In December, Helen Maynor Scheirbeck, Ed.D. (Lumbee), a lifelong champion of American Indian civil rights, pioneer for Indian controlled education, and dearest friend, passed on. Helen led a remarkable life, and everywhere, we can see the bountiful fruit of her work.
Helen was involved in every major Indian education initiative over the past 40 years, including the Tribally Controlled Community College Assistance Act of 1978, which she helped draft and steer through Congress.
A few years earlier, while running the Office of Indian Education in the Department of Health, Education, and Welfare, Helen led the effort to enact the Indian Education Act of 1975, institutionalizing her belief in the right of Indian people to control our education systems.
Before that, Helen had worked in the 1960s for the U.S. Senate Subcommittee on Constitutional Rights, chaired by the Hon. Sam Ervin (D-NC). On her recommendation, Ervin held hearings that culminated in the Indian Civil Rights Act of 1968.
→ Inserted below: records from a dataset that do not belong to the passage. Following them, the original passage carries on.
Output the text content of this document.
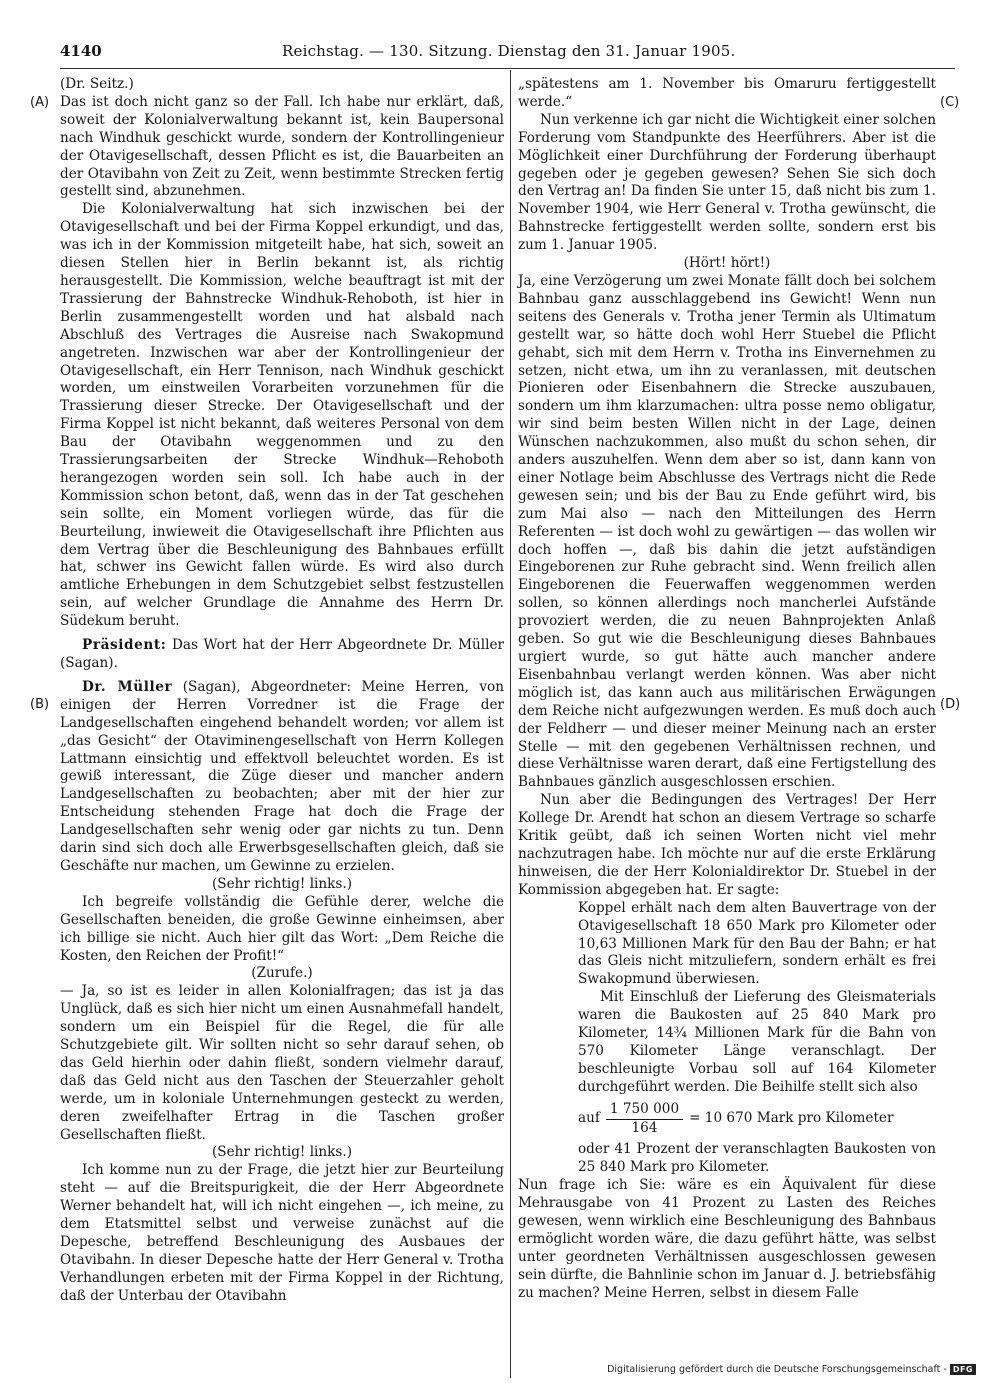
4140	Reichstag. — 130. Sitzung. Dienstag den 31. Januar 1905.
(A)
(B)
(C)
(D)

(Dr. Seitz.)

Das ist doch nicht ganz so der Fall. Ich habe nur erklärt, daß, soweit der Kolonialverwaltung bekannt ist, kein Baupersonal nach Windhuk geschickt wurde, sondern der Kontrollingenieur der Otavigesellschaft, dessen Pflicht es ist, die Bauarbeiten an der Otavibahn von Zeit zu Zeit, wenn bestimmte Strecken fertig gestellt sind, abzunehmen.

Die Kolonialverwaltung hat sich inzwischen bei der Otavigesellschaft und bei der Firma Koppel erkundigt, und das, was ich in der Kommission mitgeteilt habe, hat sich, soweit an diesen Stellen hier in Berlin bekannt ist, als richtig herausgestellt. Die Kommission, welche beauftragt ist mit der Trassierung der Bahnstrecke Windhuk-Rehoboth, ist hier in Berlin zusammengestellt worden und hat alsbald nach Abschluß des Vertrages die Ausreise nach Swakopmund angetreten. Inzwischen war aber der Kontrollingenieur der Otavigesellschaft, ein Herr Tennison, nach Windhuk geschickt worden, um einstweilen Vorarbeiten vorzunehmen für die Trassierung dieser Strecke. Der Otavigesellschaft und der Firma Koppel ist nicht bekannt, daß weiteres Personal von dem Bau der Otavibahn weggenommen und zu den Trassierungsarbeiten der Strecke Windhuk—Rehoboth herangezogen worden sein soll. Ich habe auch in der Kommission schon betont, daß, wenn das in der Tat geschehen sein sollte, ein Moment vorliegen würde, das für die Beurteilung, inwieweit die Otavigesellschaft ihre Pflichten aus dem Vertrag über die Beschleunigung des Bahnbaues erfüllt hat, schwer ins Gewicht fallen würde. Es wird also durch amtliche Erhebungen in dem Schutzgebiet selbst festzustellen sein, auf welcher Grundlage die Annahme des Herrn Dr. Südekum beruht.

Präsident: Das Wort hat der Herr Abgeordnete Dr. Müller (Sagan).

Dr. Müller (Sagan), Abgeordneter: Meine Herren, von einigen der Herren Vorredner ist die Frage der Landgesellschaften eingehend behandelt worden; vor allem ist „das Gesicht“ der Otaviminengesellschaft von Herrn Kollegen Lattmann einsichtig und effektvoll beleuchtet worden. Es ist gewiß interessant, die Züge dieser und mancher andern Landgesellschaften zu beobachten; aber mit der hier zur Entscheidung stehenden Frage hat doch die Frage der Landgesellschaften sehr wenig oder gar nichts zu tun. Denn darin sind sich doch alle Erwerbsgesellschaften gleich, daß sie Geschäfte nur machen, um Gewinne zu erzielen.

(Sehr richtig! links.)

Ich begreife vollständig die Gefühle derer, welche die Gesellschaften beneiden, die große Gewinne einheimsen, aber ich billige sie nicht. Auch hier gilt das Wort: „Dem Reiche die Kosten, den Reichen der Profit!“

(Zurufe.)

— Ja, so ist es leider in allen Kolonialfragen; das ist ja das Unglück, daß es sich hier nicht um einen Ausnahmefall handelt, sondern um ein Beispiel für die Regel, die für alle Schutzgebiete gilt. Wir sollten nicht so sehr darauf sehen, ob das Geld hierhin oder dahin fließt, sondern vielmehr darauf, daß das Geld nicht aus den Taschen der Steuerzahler geholt werde, um in koloniale Unternehmungen gesteckt zu werden, deren zweifelhafter Ertrag in die Taschen großer Gesellschaften fließt.

(Sehr richtig! links.)

Ich komme nun zu der Frage, die jetzt hier zur Beurteilung steht — auf die Breitspurigkeit, die der Herr Abgeordnete Werner behandelt hat, will ich nicht eingehen —, ich meine, zu dem Etatsmittel selbst und verweise zunächst auf die Depesche, betreffend Beschleunigung des Ausbaues der Otavibahn. In dieser Depesche hatte der Herr General v. Trotha Verhandlungen erbeten mit der Firma Koppel in der Richtung, daß der Unterbau der Otavibahn

„spätestens am 1. November bis Omaruru fertiggestellt werde.“

Nun verkenne ich gar nicht die Wichtigkeit einer solchen Forderung vom Standpunkte des Heerführers. Aber ist die Möglichkeit einer Durchführung der Forderung überhaupt gegeben oder je gegeben gewesen? Sehen Sie sich doch den Vertrag an! Da finden Sie unter 15, daß nicht bis zum 1. November 1904, wie Herr General v. Trotha gewünscht, die Bahnstrecke fertiggestellt werden sollte, sondern erst bis zum 1. Januar 1905.

(Hört! hört!)

Ja, eine Verzögerung um zwei Monate fällt doch bei solchem Bahnbau ganz ausschlaggebend ins Gewicht! Wenn nun seitens des Generals v. Trotha jener Termin als Ultimatum gestellt war, so hätte doch wohl Herr Stuebel die Pflicht gehabt, sich mit dem Herrn v. Trotha ins Einvernehmen zu setzen, nicht etwa, um ihn zu veranlassen, mit deutschen Pionieren oder Eisenbahnern die Strecke auszubauen, sondern um ihm klarzumachen: ultra posse nemo obligatur, wir sind beim besten Willen nicht in der Lage, deinen Wünschen nachzukommen, also mußt du schon sehen, dir anders auszuhelfen. Wenn dem aber so ist, dann kann von einer Notlage beim Abschlusse des Vertrags nicht die Rede gewesen sein; und bis der Bau zu Ende geführt wird, bis zum Mai also — nach den Mitteilungen des Herrn Referenten — ist doch wohl zu gewärtigen — das wollen wir doch hoffen —, daß bis dahin die jetzt aufständigen Eingeborenen zur Ruhe gebracht sind. Wenn freilich allen Eingeborenen die Feuerwaffen weggenommen werden sollen, so können allerdings noch mancherlei Aufstände provoziert werden, die zu neuen Bahnprojekten Anlaß geben. So gut wie die Beschleunigung dieses Bahnbaues urgiert wurde, so gut hätte auch mancher andere Eisenbahnbau verlangt werden können. Was aber nicht möglich ist, das kann auch aus militärischen Erwägungen dem Reiche nicht aufgezwungen werden. Es muß doch auch der Feldherr — und dieser meiner Meinung nach an erster Stelle — mit den gegebenen Verhältnissen rechnen, und diese Verhältnisse waren derart, daß eine Fertigstellung des Bahnbaues gänzlich ausgeschlossen erschien.

Nun aber die Bedingungen des Vertrages! Der Herr Kollege Dr. Arendt hat schon an diesem Vertrage so scharfe Kritik geübt, daß ich seinen Worten nicht viel mehr nachzutragen habe. Ich möchte nur auf die erste Erklärung hinweisen, die der Herr Kolonialdirektor Dr. Stuebel in der Kommission abgegeben hat. Er sagte:

Koppel erhält nach dem alten Bauvertrage von der Otavigesellschaft 18 650 Mark pro Kilometer oder 10,63 Millionen Mark für den Bau der Bahn; er hat das Gleis nicht mitzuliefern, sondern erhält es frei Swakopmund überwiesen.

Mit Einschluß der Lieferung des Gleismaterials waren die Baukosten auf 25 840 Mark pro Kilometer, 14¾ Millionen Mark für die Bahn von 570 Kilometer Länge veranschlagt. Der beschleunigte Vorbau soll auf 164 Kilometer durchgeführt werden. Die Beihilfe stellt sich also

auf $\frac{1 750 000}{164} = 10$ 670 Mark pro Kilometer

oder 41 Prozent der veranschlagten Baukosten von 25 840 Mark pro Kilometer.

Nun frage ich Sie: wäre es ein Äquivalent für diese Mehrausgabe von 41 Prozent zu Lasten des Reiches gewesen, wenn wirklich eine Beschleunigung des Bahnbaus ermöglicht worden wäre, die dazu geführt hätte, was selbst unter geordneten Verhältnissen ausgeschlossen gewesen sein dürfte, die Bahnlinie schon im Januar d. J. betriebsfähig zu machen? Meine Herren, selbst in diesem Falle

Digitalisierung gefördert durch die Deutsche Forschungsgemeinschaft - DFG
Throughout her career, Helen focused on Indian children. In the 1990s, she served as chief of the Indian Head Start program, where she worked to build strong Indian-controlled institutions because she knew these were the key to strong Indian communities.
She believed that tribal colleges and universities (TCUs) could strengthen Indian Head Start, so she helped establish a TCU-based program that continues to prepare and train tribal Head Start teachers and staff.
Helen concluded her career at the Smithsonian’s National Museum of the American Indian (NMAI), where she again worked to include Tribal Colleges. Helen knew that TCUs are essential to sustaining tribal cultures and languages, and she worked to create strong partnerships between NMAI, the American Indian Higher Education Consortium, and the TCUs.
I am proud that tribal colleges are living legacies to Helen’s wisdom, skill, and unshakeable belief that anything is possible with hard work and laughter. I am humbled to call her my friend.
As we honor her life and selfless commitment to others, I’m reminded of the words of one of Helen’s Christmas prayers:
“Creator, as we begin the new year, help us to be more tolerant of each other and to seek to know and understand each other… Bless each of us as we begin a new year.”